Dolly Parton is a famous American singer and actress. One of her famous movies is a “comedy” (funny movie) called “Nine to Five,” which was made in 1980. The phrase “working nine to five” refers to a normal work schedule. Many people arrive to the office at 9:00 a.m. and leave at 5:00 p.m., or “from nine to five.”

In the movie, Dolly Parton sings a song called “9 to 5.” Here are the “lyrics” (the words in a song) to the “chorus” (the part of a song that repeats many times).

Working nine to five, what a way to make a living.

Barely getting by, it's all taking and no giving.

They just use your mind, and they never give you credit.


It's enough to drive you crazy, if you let it.

The first line means that working all day, from 9:00 a.m. to 5:00 p.m., is a difficult way “to make a living,” or to make enough money to live a daily life. She is “barely” (hardly) “getting by.” “To get by” means to have enough money to pay for what one needs. In other words, she doesn’t get enough money from her job to pay for everything she needs. “It’s all taking and no giving,” meaning that her job is taking a lot of her time and energy, but it isn’t giving her very much money. There is a popular expression, “give and take,” which means that two people (or organizations) share the work and the rewards. When one side “takes” too much and the other side doesn’t “give” enough, then that’s not a good relationship.

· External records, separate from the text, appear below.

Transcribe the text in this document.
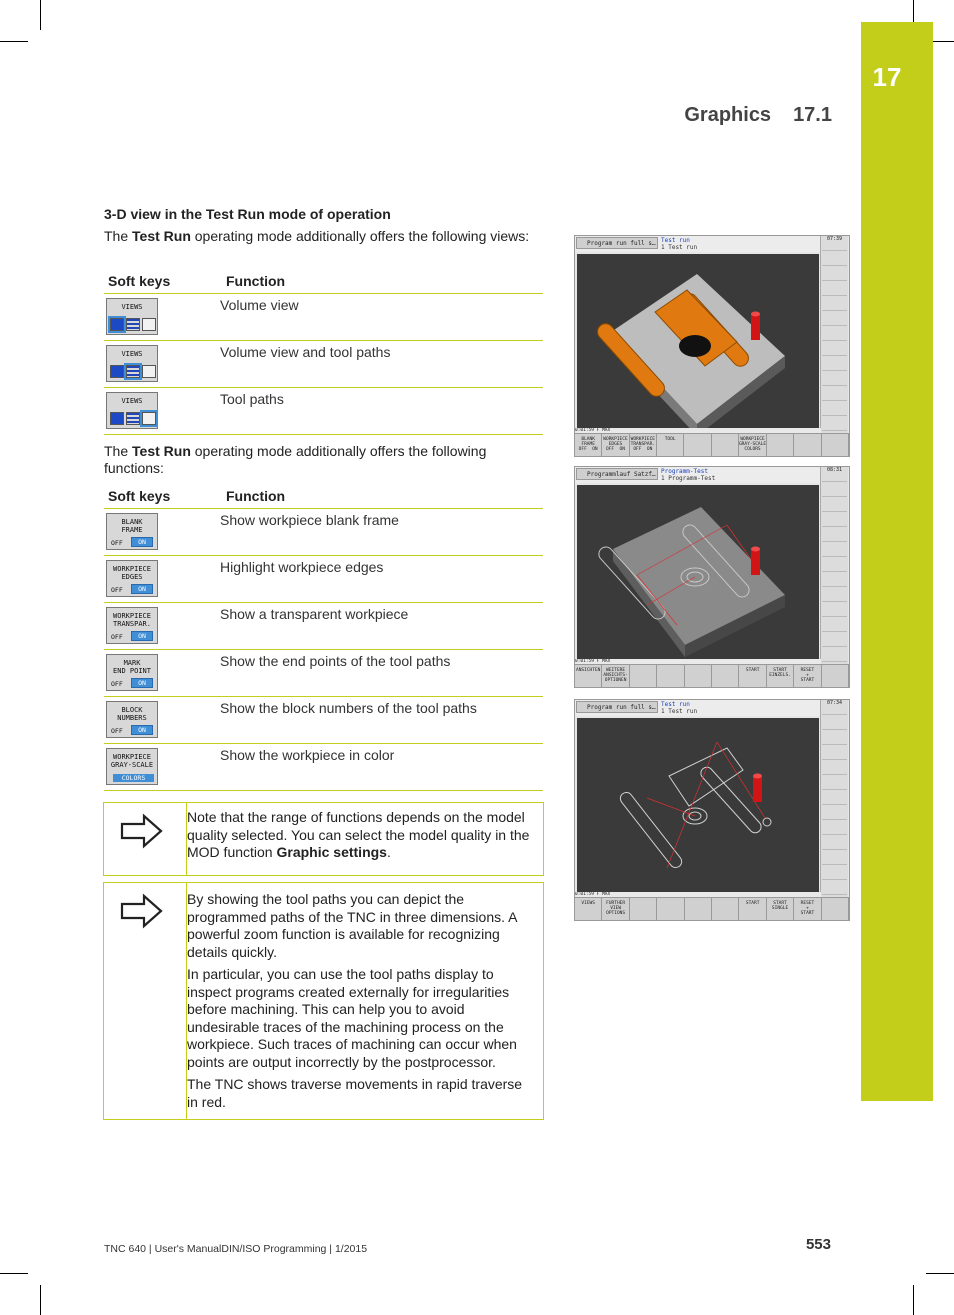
17
Graphics 17.1
3-D view in the Test Run mode of operation
The Test Run operating mode additionally offers the following views:
Soft keys	Function

VIEWS	Volume view

VIEWS	Volume view and tool paths

VIEWS	Tool paths
The Test Run operating mode additionally offers the following functions:
Soft keys	Function

BLANK
FRAME
OFF ON	Show workpiece blank frame

WORKPIECE
EDGES
OFF ON	Highlight workpiece edges

WORKPIECE
TRANSPAR.
OFF ON	Show a transparent workpiece

MARK
END POINT
OFF ON	Show the end points of the tool paths

BLOCK
NUMBERS
OFF ON	Show the block numbers of the tool paths

WORKPIECE
GRAY-SCALE
COLORS	Show the workpiece in color
Note that the range of functions depends on the model quality selected. You can select the model quality in the MOD function Graphic settings.

By showing the tool paths you can depict the programmed paths of the TNC in three dimensions. A powerful zoom function is available for recognizing details quickly.

In particular, you can use the tool paths display to inspect programs created externally for irregularities before machining. This can help you to avoid undesirable traces of the machining process on the workpiece. Such traces of machining can occur when points are output incorrectly by the postprocessor.

The TNC shows traverse movements in rapid traverse in red.

Program run full s… Test run
1 Test run
07:39
0:01:59 F MAX
BLANK
FRAME
OFF  ON
WORKPIECE
EDGES
OFF  ON
WORKPIECE
TRANSPAR.
OFF  ON
TOOL	WORKPIECE
GRAY-SCALE
COLORS
Programmlauf Satzf… Programm-Test
1 Programm-Test
08:31
0:01:59 F MAX
ANSICHTEN	WEITERE
ANSICHTS-
OPTIONEN
START	START
EINZELS.
RESET
+
START
Program run full s… Test run
1 Test run
07:34
0:01:59 F MAX
VIEWS	FURTHER
VIEW
OPTIONS
START	START
SINGLE
RESET
+
START
TNC 640 | User's ManualDIN/ISO Programming | 1/2015	553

She sings, “They just use your mind, and they never give you credit.” This means that the employer is using her ideas to help the business, but it never thanks her for her hard work. “To give (someone) credit” means to give them recognition, thanks, or reward for their work or accomplishment. The last line says, “It’s enough to drive you crazy, if you let it.” This means that her job is very frustrating and it could make her feel crazy, if she allows it to.

This is a well-known song that many Americans who work nine to five can relate to. They feel that the lyrics show their own feelings about working hard and not getting the reward they deserve.